Je n’ai pas eu peur de partir de France. Je n’avais plus grand chose à perdre et j’avais tout à gagner à l’étranger. C’était un pari, risqué après réflexion mais un pari gagnant. Aujourd’hui, j’ai peur de rentrer. Je pense, j’espère, je vais tout faire pour trouver un emploi et un appartement décent (salubre quoi), pour me refamiliariser avec l’administration française (= l’Enfer) et tout et tout mais j’ai peur, malgré tout, de me retrouver dans un environnement trop homogène, trop franco-français.
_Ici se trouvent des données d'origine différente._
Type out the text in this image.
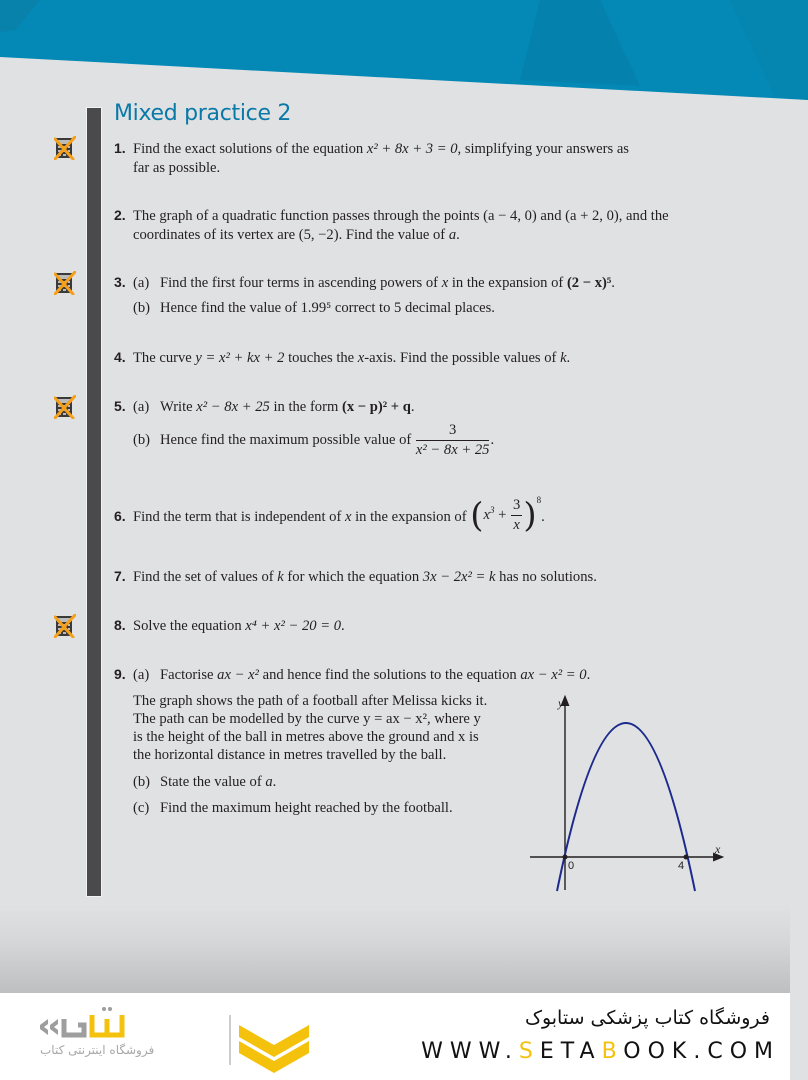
Mixed practice 2
1. Find the exact solutions of the equation x² + 8x + 3 = 0, simplifying your answers as
far as possible.
2. The graph of a quadratic function passes through the points (a − 4, 0) and (a + 2, 0), and the
coordinates of its vertex are (5, −2). Find the value of a.
3. (a) Find the first four terms in ascending powers of x in the expansion of (2 − x)⁵.
(b) Hence find the value of 1.99⁵ correct to 5 decimal places.
4. The curve y = x² + kx + 2 touches the x-axis. Find the possible values of k.
5. (a) Write x² − 8x + 25 in the form (x − p)² + q.
(b) Hence find the maximum possible value of $\frac{3}{\text{x² − 8x + 25}}$ .
6. Find the term that is independent of x in the expansion of $(x^3 + \frac{3}{x} )^8$.
7. Find the set of values of k for which the equation 3x − 2x² = k has no solutions.
8. Solve the equation x⁴ + x² − 20 = 0.
9. (a) Factorise ax − x² and hence find the solutions to the equation ax − x² = 0.
The graph shows the path of a football after Melissa kicks it.
The path can be modelled by the curve y = ax − x², where y
is the height of the ball in metres above the ground and x is
the horizontal distance in metres travelled by the ball.
(b) State the value of a.
(c) Find the maximum height reached by the football.
y
x
0	4
فروشگاه اینترنتی کتاب
فروشگاه کتاب پزشکی ستابوک
WWW.SETABOOK.COM
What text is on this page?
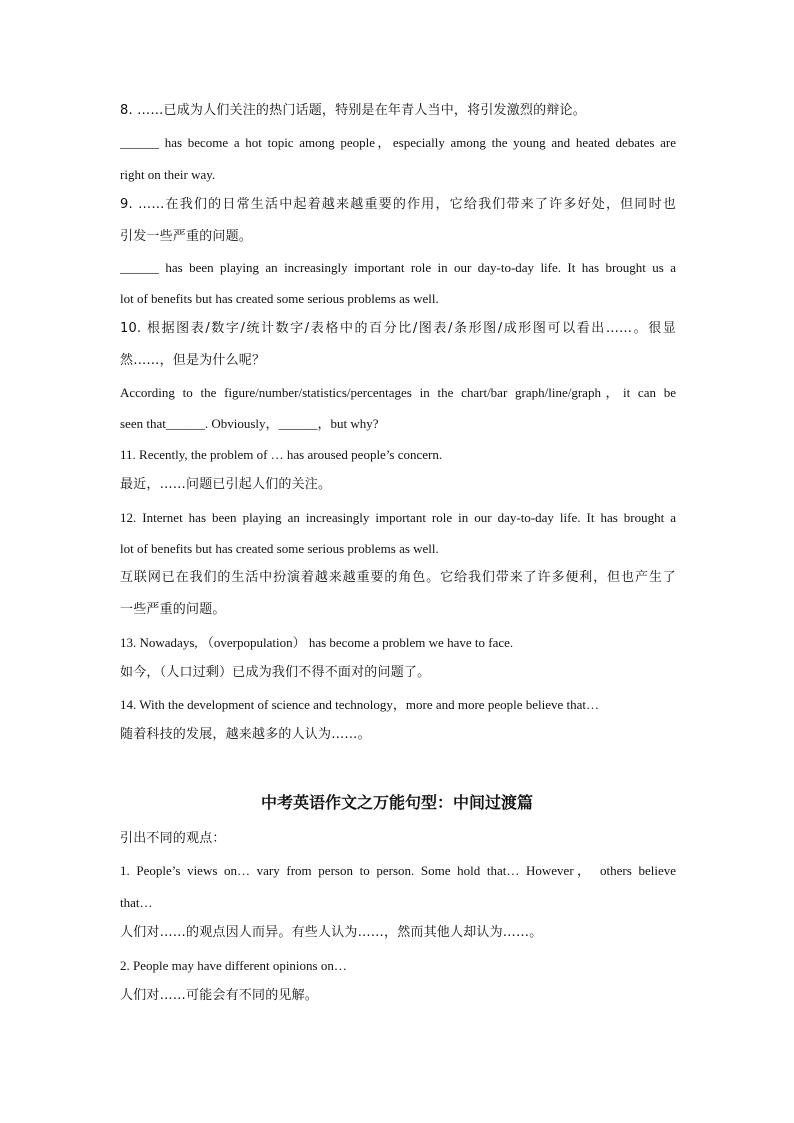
8. ……已成为人们关注的热门话题，特别是在年青人当中，将引发激烈的辩论。
______ has become a hot topic among people，especially among the young and heated debates are
right on their way.
9. ……在我们的日常生活中起着越来越重要的作用，它给我们带来了许多好处，但同时也
引发一些严重的问题。
______ has been playing an increasingly important role in our day-to-day life. It has brought us a
lot of benefits but has created some serious problems as well.
10. 根据图表/数字/统计数字/表格中的百分比/图表/条形图/成形图可以看出……。很显
然……，但是为什么呢？
According to the figure/number/statistics/percentages in the chart/bar graph/line/graph，it can be
seen that______. Obviously，______，but why?
11. Recently, the problem of … has aroused people’s concern.
最近，……问题已引起人们的关注。
12. Internet has been playing an increasingly important role in our day-to-day life. It has brought a
lot of benefits but has created some serious problems as well.
互联网已在我们的生活中扮演着越来越重要的角色。它给我们带来了许多便利，但也产生了
一些严重的问题。
13. Nowadays, （overpopulation） has become a problem we have to face.
如今，（人口过剩）已成为我们不得不面对的问题了。
14. With the development of science and technology，more and more people believe that…
随着科技的发展，越来越多的人认为……。
中考英语作文之万能句型：中间过渡篇
引出不同的观点：
1. People’s views on… vary from person to person. Some hold that… However， others believe
that…
人们对……的观点因人而异。有些人认为……，然而其他人却认为……。
2. People may have different opinions on…
人们对……可能会有不同的见解。
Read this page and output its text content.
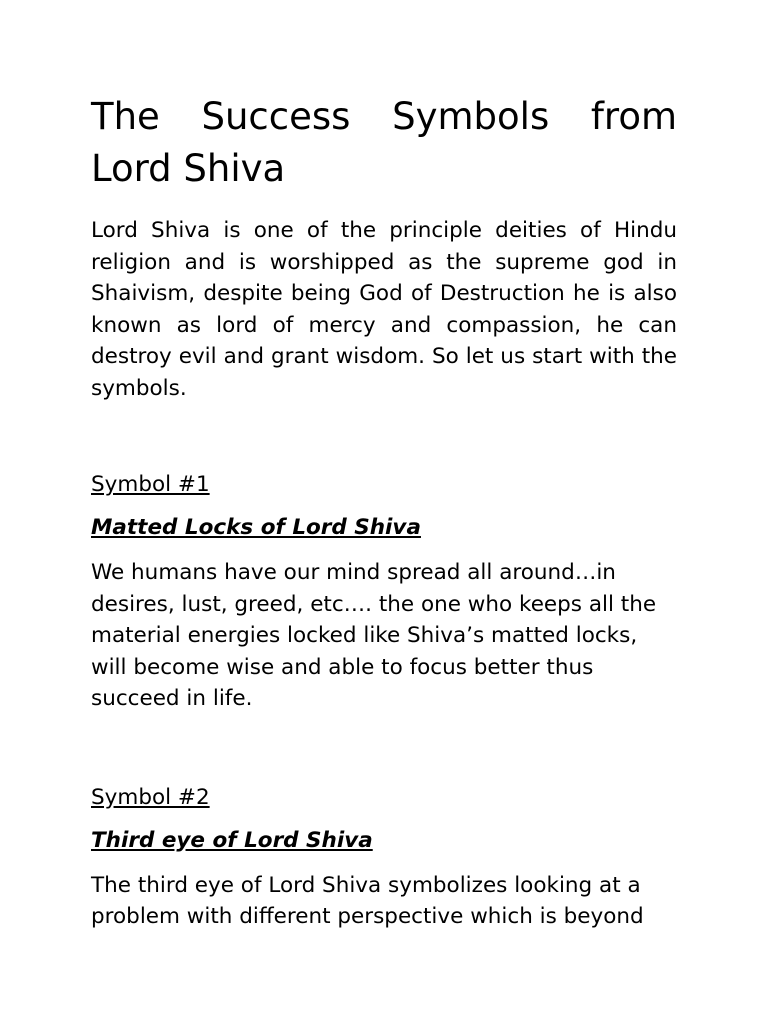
The Success Symbols from Lord Shiva

Lord Shiva is one of the principle deities of Hindu religion and is worshipped as the supreme god in Shaivism, despite being God of Destruction he is also known as lord of mercy and compassion, he can destroy evil and grant wisdom. So let us start with the symbols.

Symbol #1

Matted Locks of Lord Shiva

We humans have our mind spread all around…in desires, lust, greed, etc…. the one who keeps all the material energies locked like Shiva’s matted locks, will become wise and able to focus better thus succeed in life.

Symbol #2

Third eye of Lord Shiva

The third eye of Lord Shiva symbolizes looking at a problem with different perspective which is beyond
Parler et entendre plusieurs langues, rencontrer des gens originaires d’ailleurs, découvrir et échanger sur d’autres cultures, c’est quelque chose qui me manquerait cruellement je pense. Beaucoup plus que le bon pain me manque en Belgique. D’autant que je n’avais jamais réfléchi à la difficulté psychologique de rentrer au pays quand le pays et moi-même avons beaucoup changé.

Je n’ai pas perdu une miette de tes changements, France. Pas une. Je sais que là où je retourne, ce n’est pas la même France que j’ai quittée. Pour le meilleur ? Pour le pire ? On verra. J’espère que tu es moins raciste qu’auparavant. J’espère que tu es moins réac’ que tu n’en donnes l’impression dans les médias à l’étranger,. J’espère que tu as grandie et murie, comme je l’ai fait de mon côté. J’espère qu’on se retrouvera toutes les deux, comme deux amies qui ne se sont pas vues depuis des années mais qui ont encore beaucoup de choses à partager.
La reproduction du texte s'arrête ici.